Fuel That Loves You Back: 3 Simple Meals to Prep Today

The holidays are here—and with them come packed schedules, endless to-do lists, and about a hundred opportunities to grab whatever food is closest when you’re running out the door.

That’s why meal prep isn’t just a time-saver—it’s a sanity saver.

Prepping even a few simple meals each week helps you stay fueled, avoid the mid-afternoon crash, and make choices that actually support how you want to feel.

When life gets chaotic, the small habits matter most. A few minutes in the kitchen today can mean the difference between grabbing takeout out of desperation or sitting down to a meal that actually nourishes you. 

Here are three simple, crowd-favorite recipes you can prep in under an hour and mix-and-match throughout the week:

1. Buffalo Chili

Packed with protein and full of flavor, this one is a lifesaver on busy nights. Toss everything into a slow cooker or Instant Pot, and let it do the work. Serve it over rice, potatoes, or even cauliflower rice for an easy, comforting meal that reheats perfectly.

Ingredients:

2 lbs chicken breasts

Bone broth - to preference

Primal Kitchen or Noble buffalo sauce, 1- 1.5 bottles

28 oz can crushed tomatoes

1-2 packages of prepared mirepoix (or dice onion, celery and carrots on your own)

Salt, pepper, garlic to taste

Directions:

-Put all ingredients in a dutch oven, slow cooker or instant pot, cover and cook. Dutch oven is about an hour simmer time, slow cooker is 4-6, instant pot is 20 minutes on high pressure. You know it’s done when you can easily fork-shred the chicken.

-Once the chicken is shredded, let it simmer (or sit in the pot if you’re using an instant pot) to absorb a bit of the liquid. 

-Serve over starch of choice.

2. Egg Roll in a Bowl

All the flavor of takeout, none of the guilt. This one-pan wonder combines ground turkey or chicken with a slaw mix and your favorite seasonings for a quick, high-protein, veggie-packed meal. Bonus: it’s great for lunches all week long.

Ingredients:

2lbs ground turkey or chicken

1 package of cabbage cole slaw mix and/or shredded brussels sprouts

Coconut aminos

Rice vinegar

Salt, pepper, ginger, garlic (measure with your heart)

Directions:

Sauté meat with salt, pepper, ginger & garlic (minced or powder).

Add veggies, cook until they wilt.

Add coconut aminos & rice vinegar (to taste).

Serve over starch of choice, such as miracle noodles, egg noodles, or cauliflower rice.

3. Simple Chicken Breasts

It doesn’t get easier—or more versatile.
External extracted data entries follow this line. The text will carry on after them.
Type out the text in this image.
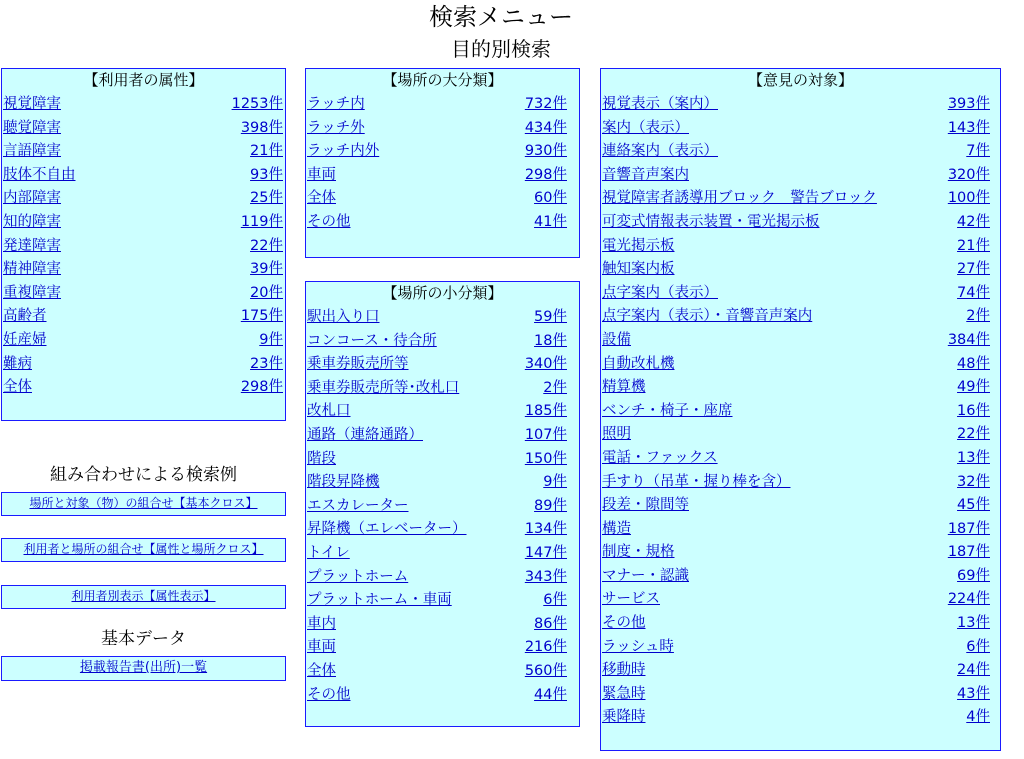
検索メニュー
目的別検索
【利用者の属性】
視覚障害	1253件
聴覚障害	398件
言語障害	21件
肢体不自由	93件
内部障害	25件
知的障害	119件
発達障害	22件
精神障害	39件
重複障害	20件
高齢者	175件
妊産婦	9件
難病	23件
全体	298件
組み合わせによる検索例
場所と対象（物）の組合せ【基本クロス】
利用者と場所の組合せ【属性と場所クロス】
利用者別表示【属性表示】
基本データ
掲載報告書(出所)一覧
【場所の大分類】
ラッチ内	732件
ラッチ外	434件
ラッチ内外	930件
車両	298件
全体	60件
その他	41件
【場所の小分類】
駅出入り口	59件
コンコース・待合所	18件
乗車券販売所等	340件
乗車券販売所等･改札口	2件
改札口	185件
通路（連絡通路）	107件
階段	150件
階段昇降機	9件
エスカレーター	89件
昇降機（エレベーター）	134件
トイレ	147件
プラットホーム	343件
プラットホーム・車両	6件
車内	86件
車両	216件
全体	560件
その他	44件
【意見の対象】
視覚表示（案内）	393件
案内（表示）	143件
連絡案内（表示）	7件
音響音声案内	320件
視覚障害者誘導用ブロック　警告ブロック	100件
可変式情報表示装置・電光掲示板	42件
電光掲示板	21件
触知案内板	27件
点字案内（表示）	74件
点字案内（表示）・音響音声案内	2件
設備	384件
自動改札機	48件
精算機	49件
ベンチ・椅子・座席	16件
照明	22件
電話・ファックス	13件
手すり（吊革・握り棒を含）	32件
段差・隙間等	45件
構造	187件
制度・規格	187件
マナー・認識	69件
サービス	224件
その他	13件
ラッシュ時	6件
移動時	24件
緊急時	43件
乗降時	4件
Cook up a batch with your favorite spices, portion into glass containers, and pair with sweet potatoes, veggies, or rice. Change up the flavor all week with different sauces—buffalo, BBQ, teriyaki, or taco-style.

Ingredients:

2 lbs chicken breasts

¾ cup bone broth

Salt, pepper, garlic, oregano, turmeric - to taste

Directions:

-Put all ingredients in a dutch oven, slow cooker or instant pot, cover and cook. Dutch oven is about an hour simmer time, slow cooker is 4-6 depending on the heat setting, instant pot is 10 mins of cook time at high pressure. You know it’s done when the chicken easily fork-shreds.

-Portion chicken in glass dishes, pair with sweet potato or carb of choice, and veggies of choice. You can also add sauces for variety - buffalo, bbq, or teriyaki sauces are good, and taco seasoning adds great flavor! Mix and match to keep it interesting throughout the week.
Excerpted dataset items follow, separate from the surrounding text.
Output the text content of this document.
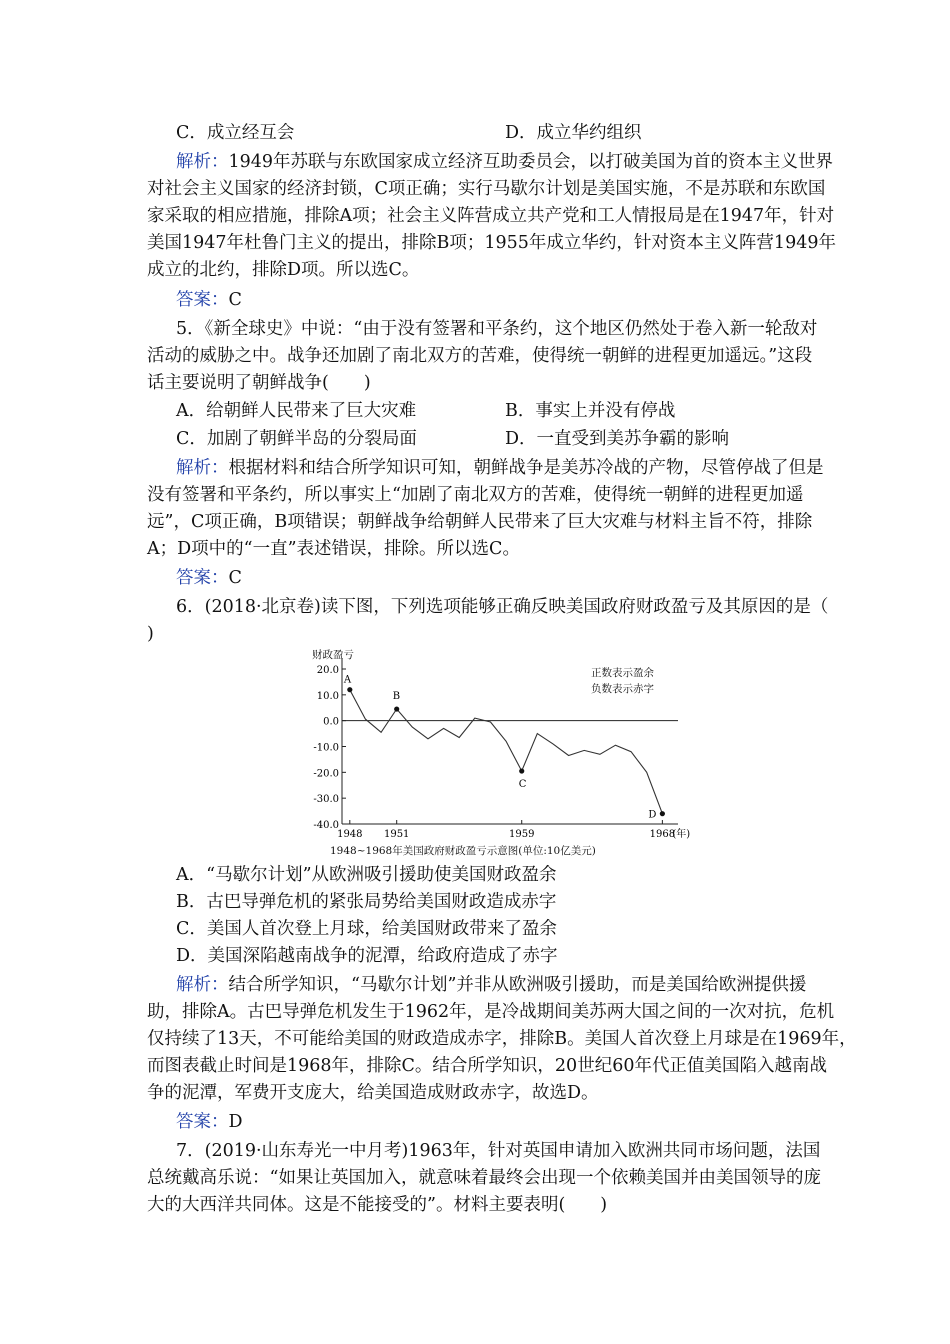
C．成立经互会	D．成立华约组织
解析：1949年苏联与东欧国家成立经济互助委员会，以打破美国为首的资本主义世界
对社会主义国家的经济封锁，C项正确；实行马歇尔计划是美国实施，不是苏联和东欧国
家采取的相应措施，排除A项；社会主义阵营成立共产党和工人情报局是在1947年，针对
美国1947年杜鲁门主义的提出，排除B项；1955年成立华约，针对资本主义阵营1949年
成立的北约，排除D项。所以选C。
答案：C
5．《新全球史》中说：“由于没有签署和平条约，这个地区仍然处于卷入新一轮敌对
活动的威胁之中。战争还加剧了南北双方的苦难，使得统一朝鲜的进程更加遥远。”这段
话主要说明了朝鲜战争(　　)
A．给朝鲜人民带来了巨大灾难	B．事实上并没有停战
C．加剧了朝鲜半岛的分裂局面	D．一直受到美苏争霸的影响
解析：根据材料和结合所学知识可知，朝鲜战争是美苏冷战的产物，尽管停战了但是
没有签署和平条约，所以事实上“加剧了南北双方的苦难，使得统一朝鲜的进程更加遥
远”，C项正确，B项错误；朝鲜战争给朝鲜人民带来了巨大灾难与材料主旨不符，排除
A；D项中的“一直”表述错误，排除。所以选C。
答案：C
6．(2018·北京卷)读下图，下列选项能够正确反映美国政府财政盈亏及其原因的是（
)
财政盈亏
正数表示盈余
负数表示赤字
1948~1968年美国政府财政盈亏示意图(单位:10亿美元)
20.0
10.0
0.0
-10.0
-20.0
-30.0
-40.0
1948 1951	1959	1968
(年)
A
B
C
D
A．“马歇尔计划”从欧洲吸引援助使美国财政盈余
B．古巴导弹危机的紧张局势给美国财政造成赤字
C．美国人首次登上月球，给美国财政带来了盈余
D．美国深陷越南战争的泥潭，给政府造成了赤字
解析：结合所学知识，“马歇尔计划”并非从欧洲吸引援助，而是美国给欧洲提供援
助，排除A。古巴导弹危机发生于1962年，是冷战期间美苏两大国之间的一次对抗，危机
仅持续了13天，不可能给美国的财政造成赤字，排除B。美国人首次登上月球是在1969年，
而图表截止时间是1968年，排除C。结合所学知识，20世纪60年代正值美国陷入越南战
争的泥潭，军费开支庞大，给美国造成财政赤字，故选D。
答案：D
7．(2019·山东寿光一中月考)1963年，针对英国申请加入欧洲共同市场问题，法国
总统戴高乐说：“如果让英国加入，就意味着最终会出现一个依赖美国并由美国领导的庞
大的大西洋共同体。这是不能接受的”。材料主要表明(　　)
Why Meal Prep Matters (Especially Now)

During the holidays, consistency often takes a back seat to convenience. But that’s exactly when structure helps the most.

When your meals are ready to go:

-You eat with intention, not impulse.

-You save time (and stress) on busy weekdays.

-You keep your energy steady for workouts, work, and family.

Remember—fuel that loves you back doesn’t have to be complicated. A little prep today means your future self gets to breathe easier tomorrow.

So, which one will you make this week?